Given we fully use the threads, should we have as many blocks as possible or should we let each thread to do as much work as possible?

Hi everyone, I am new to CUDA programming and my question is given by the title.
For example, if we need to sum a 2^100 vector, should we let each thread to sum 2 numbers and have many blocks, or should we have just enough blocks to fill the GPU and let each thread to sum many numbers? Which one is faster?

For a well crafted sum reduction, a smaller number of threads, while still achieving full occupancy, will generally perform better. The rationale is given here. We want to do as much work as possible in the serial per-thread running sum phase, before we switch to the parallel sweep. This is maximized by reducing the total threads in the grid as I suggest.

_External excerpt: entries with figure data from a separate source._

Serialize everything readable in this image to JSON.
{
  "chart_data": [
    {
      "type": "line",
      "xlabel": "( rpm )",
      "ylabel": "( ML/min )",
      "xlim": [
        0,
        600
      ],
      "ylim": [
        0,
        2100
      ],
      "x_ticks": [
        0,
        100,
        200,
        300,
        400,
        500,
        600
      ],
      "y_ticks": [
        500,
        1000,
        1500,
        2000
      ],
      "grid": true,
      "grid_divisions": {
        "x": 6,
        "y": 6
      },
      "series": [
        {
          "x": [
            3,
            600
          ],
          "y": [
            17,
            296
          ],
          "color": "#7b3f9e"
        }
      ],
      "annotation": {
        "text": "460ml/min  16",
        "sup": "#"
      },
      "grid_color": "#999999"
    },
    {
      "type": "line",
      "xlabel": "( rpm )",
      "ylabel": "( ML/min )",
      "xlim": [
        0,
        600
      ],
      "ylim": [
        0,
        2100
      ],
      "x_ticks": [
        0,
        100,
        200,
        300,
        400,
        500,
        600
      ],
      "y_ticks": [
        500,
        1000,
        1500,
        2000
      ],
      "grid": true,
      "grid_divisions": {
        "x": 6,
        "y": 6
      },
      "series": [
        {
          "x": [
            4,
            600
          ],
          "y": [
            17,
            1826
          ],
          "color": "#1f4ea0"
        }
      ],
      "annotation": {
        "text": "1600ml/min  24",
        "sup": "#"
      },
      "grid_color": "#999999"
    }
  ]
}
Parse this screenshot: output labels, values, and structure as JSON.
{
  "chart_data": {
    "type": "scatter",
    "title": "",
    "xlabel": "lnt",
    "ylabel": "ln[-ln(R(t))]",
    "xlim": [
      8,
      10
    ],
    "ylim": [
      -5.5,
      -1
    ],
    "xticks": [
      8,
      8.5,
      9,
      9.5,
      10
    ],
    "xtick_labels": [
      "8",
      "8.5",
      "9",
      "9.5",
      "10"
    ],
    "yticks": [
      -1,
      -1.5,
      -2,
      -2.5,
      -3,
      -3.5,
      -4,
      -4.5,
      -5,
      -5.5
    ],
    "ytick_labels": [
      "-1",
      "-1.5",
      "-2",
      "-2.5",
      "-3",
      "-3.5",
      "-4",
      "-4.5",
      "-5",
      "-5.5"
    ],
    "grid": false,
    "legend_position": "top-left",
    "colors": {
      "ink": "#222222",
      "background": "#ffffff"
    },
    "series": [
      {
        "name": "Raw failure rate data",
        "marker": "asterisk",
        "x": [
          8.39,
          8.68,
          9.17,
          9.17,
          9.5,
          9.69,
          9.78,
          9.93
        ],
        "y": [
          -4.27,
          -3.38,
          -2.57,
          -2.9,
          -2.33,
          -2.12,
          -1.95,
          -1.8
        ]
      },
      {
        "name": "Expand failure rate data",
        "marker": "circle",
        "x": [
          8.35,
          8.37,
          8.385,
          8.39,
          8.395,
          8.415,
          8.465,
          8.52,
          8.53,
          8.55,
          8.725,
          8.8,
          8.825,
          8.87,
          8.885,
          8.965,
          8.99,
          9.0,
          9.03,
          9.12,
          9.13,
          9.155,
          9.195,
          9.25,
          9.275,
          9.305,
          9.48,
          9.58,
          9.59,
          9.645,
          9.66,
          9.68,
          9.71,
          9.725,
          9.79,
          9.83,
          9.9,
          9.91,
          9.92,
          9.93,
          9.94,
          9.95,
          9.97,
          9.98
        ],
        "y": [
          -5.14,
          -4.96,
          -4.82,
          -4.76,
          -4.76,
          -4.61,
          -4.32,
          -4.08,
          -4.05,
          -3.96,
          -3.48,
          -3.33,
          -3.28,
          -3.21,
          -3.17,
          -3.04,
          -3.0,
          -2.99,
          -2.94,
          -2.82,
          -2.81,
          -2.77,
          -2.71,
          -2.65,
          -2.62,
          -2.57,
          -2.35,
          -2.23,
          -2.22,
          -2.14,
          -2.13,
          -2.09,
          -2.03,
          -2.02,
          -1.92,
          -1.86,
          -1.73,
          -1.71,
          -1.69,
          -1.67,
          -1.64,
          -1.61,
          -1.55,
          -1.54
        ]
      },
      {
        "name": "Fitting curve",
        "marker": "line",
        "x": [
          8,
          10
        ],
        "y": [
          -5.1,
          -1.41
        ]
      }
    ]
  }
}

(You won’t be able to sum a 2^100 vector in a single pass on a GPU, probably, but the point is valid for smaller vector sizes.)

You generally don’t want to drop far below full occupancy, because this will eventually have a negative effect on achievable bandwidth, and the algorithm as a whole is memory bandwidth bound. So if you’re interested in absolute peak performance, it might be necessary to benchmark several cases. But the desirable grid size range will be at or close to maximum occupancy, and no more, for this kind of canonical parallel reduction.

1 Like

Thank you! As a follow up question, would you say the two stage reduction explained in https://developer.download.nvidia.com/assets/cuda/files/reduction.pdf is the standard approach for reduction? Are there more involved tricks(multi stages for example)?

Yes, I would still say that is the “standard approach” but the shared memory sweep reduction may be replaced with a warp-shuffle reduction for better performance in some cases. That is also covered in the link I gave. There are other optimizations that can be made that may or may not give a noticeable performance improvement, such as eliminating the second stage via atomics or a threadblock-draining strategy. The first “optimization” (atomics at the end of the parallel sweep) is covered here and the second one has a CUDA sample code (threadfence reduction) to provide an example.

Reductions can be used for a variety of purposes. One design pattern does not fit all use cases.

1 Like